Can't connect to api-server via kube-proxy
box@joez-hce-ub20-vm-virt-w:/etc/kubernetes/cache$ nc -zv 10.96.0.1 443
nc: connect to 10.96.0.1 port 443 (tcp) failed: Connection refused
box@joez-hce-ub20-vm-virt-w:/etc/kubernetes/cache$ sudo iptables-save | grep -w 10.96.0.1
# OK on cloud node
box@joez-hce-ub20-vm-virt-m:~$ nc -zv 10.96.0.1 443
Connection to 10.96.0.1 443 port [tcp/https] succeeded!

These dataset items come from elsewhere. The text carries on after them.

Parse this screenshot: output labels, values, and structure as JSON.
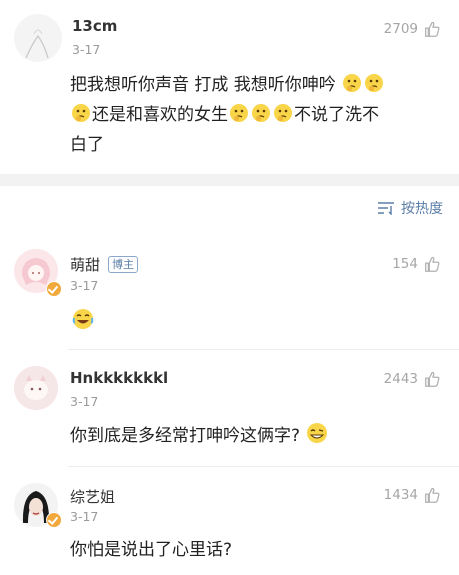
{
  "post": {
    "user": "13cm",
    "date": "3-17",
    "likes": "2709",
    "text_line1": "把我想听你声音 打成 我想听你呻吟",
    "text_line2": "还是和喜欢的女生",
    "text_line2_after": "不说了洗不",
    "text_line3": "白了"
  },
  "sort": {
    "label": "按热度"
  },
  "comments": [
    {
      "user": "萌甜",
      "tag": "博主",
      "date": "3-17",
      "likes": "154",
      "text": ""
    },
    {
      "user": "Hnkkkkkkkl",
      "date": "3-17",
      "likes": "2443",
      "text": "你到底是多经常打呻吟这俩字?"
    },
    {
      "user": "综艺姐",
      "date": "3-17",
      "likes": "1434",
      "text": "你怕是说出了心里话?"
    }
  ],
  "colors": {
    "link": "#5b7ea8",
    "meta": "#9a9a9a",
    "badge": "#f2a93b"
  }
}
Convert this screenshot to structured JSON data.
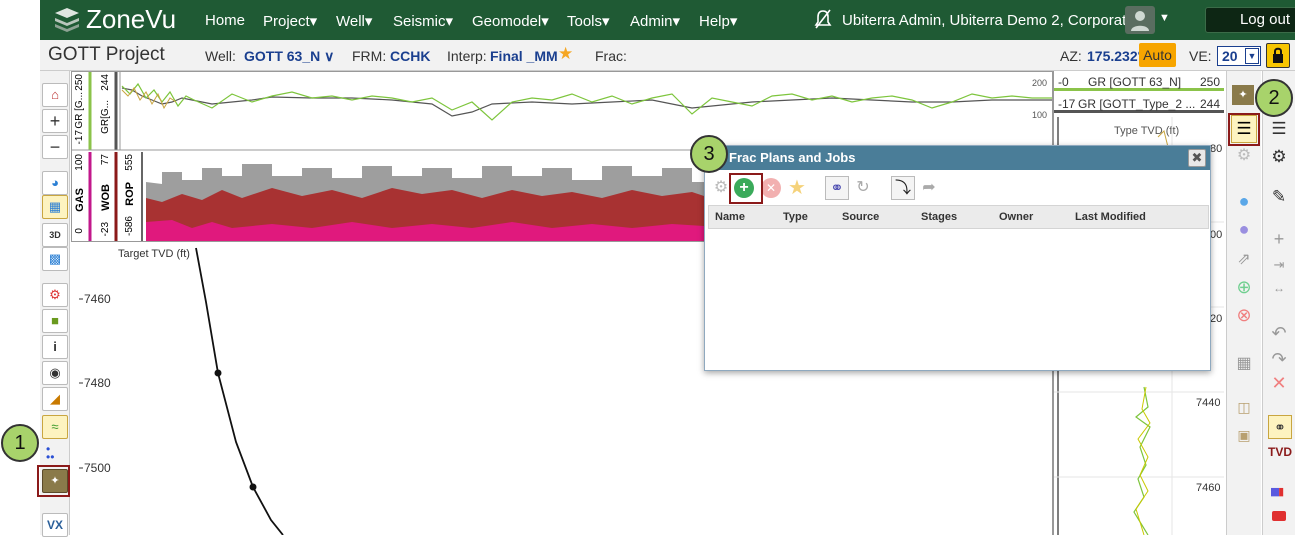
{
  "app": {
    "logo_text": "ZoneVu",
    "nav": [
      "Home",
      "Project▾",
      "Well▾",
      "Seismic▾",
      "Geomodel▾",
      "Tools▾",
      "Admin▾",
      "Help▾"
    ],
    "user": "Ubiterra Admin, Ubiterra Demo 2, Corporate",
    "logout": "Log out"
  },
  "header": {
    "project": "GOTT Project",
    "well_label": "Well:",
    "well_value": "GOTT 63_N ∨",
    "frm_label": "FRM:",
    "frm_value": "CCHK",
    "interp_label": "Interp:",
    "interp_value": "Final _MM",
    "frac_label": "Frac:",
    "az_label": "AZ:",
    "az_value": "175.232°",
    "auto": "Auto",
    "ve_label": "VE:",
    "ve_value": "20"
  },
  "tracks": {
    "gr_left_min": "-17",
    "gr_left_label": "GR [G...",
    "gr_left_max": "250",
    "gr2_label": "GR[G...",
    "gr2_max": "244",
    "gr_right_top": "200",
    "gr_right_bottom": "100",
    "gas_label": "GAS",
    "gas_min": "0",
    "gas_max": "100",
    "wob_label": "WOB",
    "wob_min": "-23",
    "wob_max": "77",
    "rop_label": "ROP",
    "rop_min": "-586",
    "rop_max": "555"
  },
  "plot": {
    "axis_label": "Target TVD (ft)",
    "ticks": [
      "7460",
      "7480",
      "7500"
    ]
  },
  "right_panel": {
    "gr1_min": "-0",
    "gr1_label": "GR [GOTT 63_N]",
    "gr1_max": "250",
    "gr2_min": "-17",
    "gr2_label": "GR [GOTT_Type_2 ...",
    "gr2_max": "244",
    "axis_label": "Type TVD (ft)",
    "ticks": [
      "80",
      "00",
      "20",
      "7440",
      "7460"
    ]
  },
  "dialog": {
    "title": "Frac Plans and Jobs",
    "columns": [
      "Name",
      "Type",
      "Source",
      "Stages",
      "Owner",
      "Last Modified"
    ]
  },
  "toolbar_right": {
    "tvd": "TVD"
  },
  "left_toolbar": {
    "info": "i",
    "threed": "3D",
    "vx": "VX"
  },
  "callouts": [
    "1",
    "2",
    "3"
  ],
  "colors": {
    "nav_bg": "#1f5a34",
    "dialog_title_bg": "#4a7d98",
    "gas_fill": "#e0197d",
    "rop_fill": "#a83232",
    "wob_fill": "#9e9e9e",
    "callout_bg": "#a8d36b",
    "highlight": "#8b1a1a"
  }
}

box@joez-hce-ub20-vm-virt-m:~$ sudo iptables-save | grep -w 10.96.0.1
-A KUBE-SERVICES -d 10.96.0.1/32 -p tcp -m comment --comment "default/kubernetes:https cluster IP" -m tcp --dport 443 -j KUBE-SVC-NPX46M4PTMTKRN6Y
-A KUBE-SVC-NPX46M4PTMTKRN6Y ! -s 10.244.0.0/16 -d 10.96.0.1/32 -p tcp -m comment --comment "default/kubernetes:https cluster IP" -m tcp --dport 443 -j KUBE-MARK-MASQ
Check kube-proxy:
box@joez-hce-ub20-vm-virt-w:/etc/kubernetes/cache$ docker ps -a | grep proxy
74d04d4c85a1 e03484a90585 "/usr/local/bin/kube…" 41 minutes ago Up 41 minutes k8s_kube-proxy_kube-proxy-sqqck_kube-system_90fecc3f-31b1-4ba6-a825-1c0fa2db64d6_9
9
box@joez-hce-ub20-vm-virt-w:/etc/kubernetes/cache$ docker logs 74d04d4c85a1 2>&1 | less
E0424 15:08:24.338500 1 node.go:152] Failed to retrieve node info: Get "https://10.67.108.194:6443/api/v1/nodes/joez-hce-ub20-vm-virt-w": dial tcp 10.67.108.194:6443: i/o timeout
E0424 15:09:11.170905 1 node.go:152] Failed to retrieve node info: Get "https://10.67.108.194:6443/api/v1/nodes/joez-hce-ub20-vm-virt-w": dial tcp 10.67.108.194:6443: i/o timeout
I0424 15:09:11.171167 1 server.go:843] "Can't determine this node's IP, assuming 127.0.0.1; if this is incorrect, please set the --bind-address flag"
I0424 15:09:11.171257 1 server_others.go:138] "Detected node IP" address="127.0.0.1"
I0424 15:09:11.171865 1 server_others.go:561] "Unknown proxy mode, assuming iptables proxy" proxyMode=""
I0424 15:09:11.234842 1 server_others.go:206] "Using iptables Proxier"
I0424 15:09:11.234963 1 server_others.go:213] "kube-proxy running in dual-stack mode" ipFamily=IPv4
I0424 15:09:11.234992 1 server_others.go:214] "Creating dualStackProxier for iptables"
I0424 15:09:11.235069 1 server_others.go:491] "Detect-local-mode set to ClusterCIDR, but no IPv6 cluster CIDR defined, , defaulting to no-op detect-local for IPv6"
I0424 15:09:11.237531 1 server.go:656] "Version info" version="v1.23.0"
I0424 15:09:11.243601 1 conntrack.go:52] "Setting nf_conntrack_max" nf_conntrack_max=131072
I0424 15:09:11.243792 1 conntrack.go:100] "Set sysctl" entry="net/netfilter/nf_conntrack_tcp_timeout_close_wait" value=3600
I0424 15:09:11.244956 1 config.go:317] "Starting service config controller"
I0424 15:09:11.245283 1 config.go:226] "Starting endpoint slice config controller"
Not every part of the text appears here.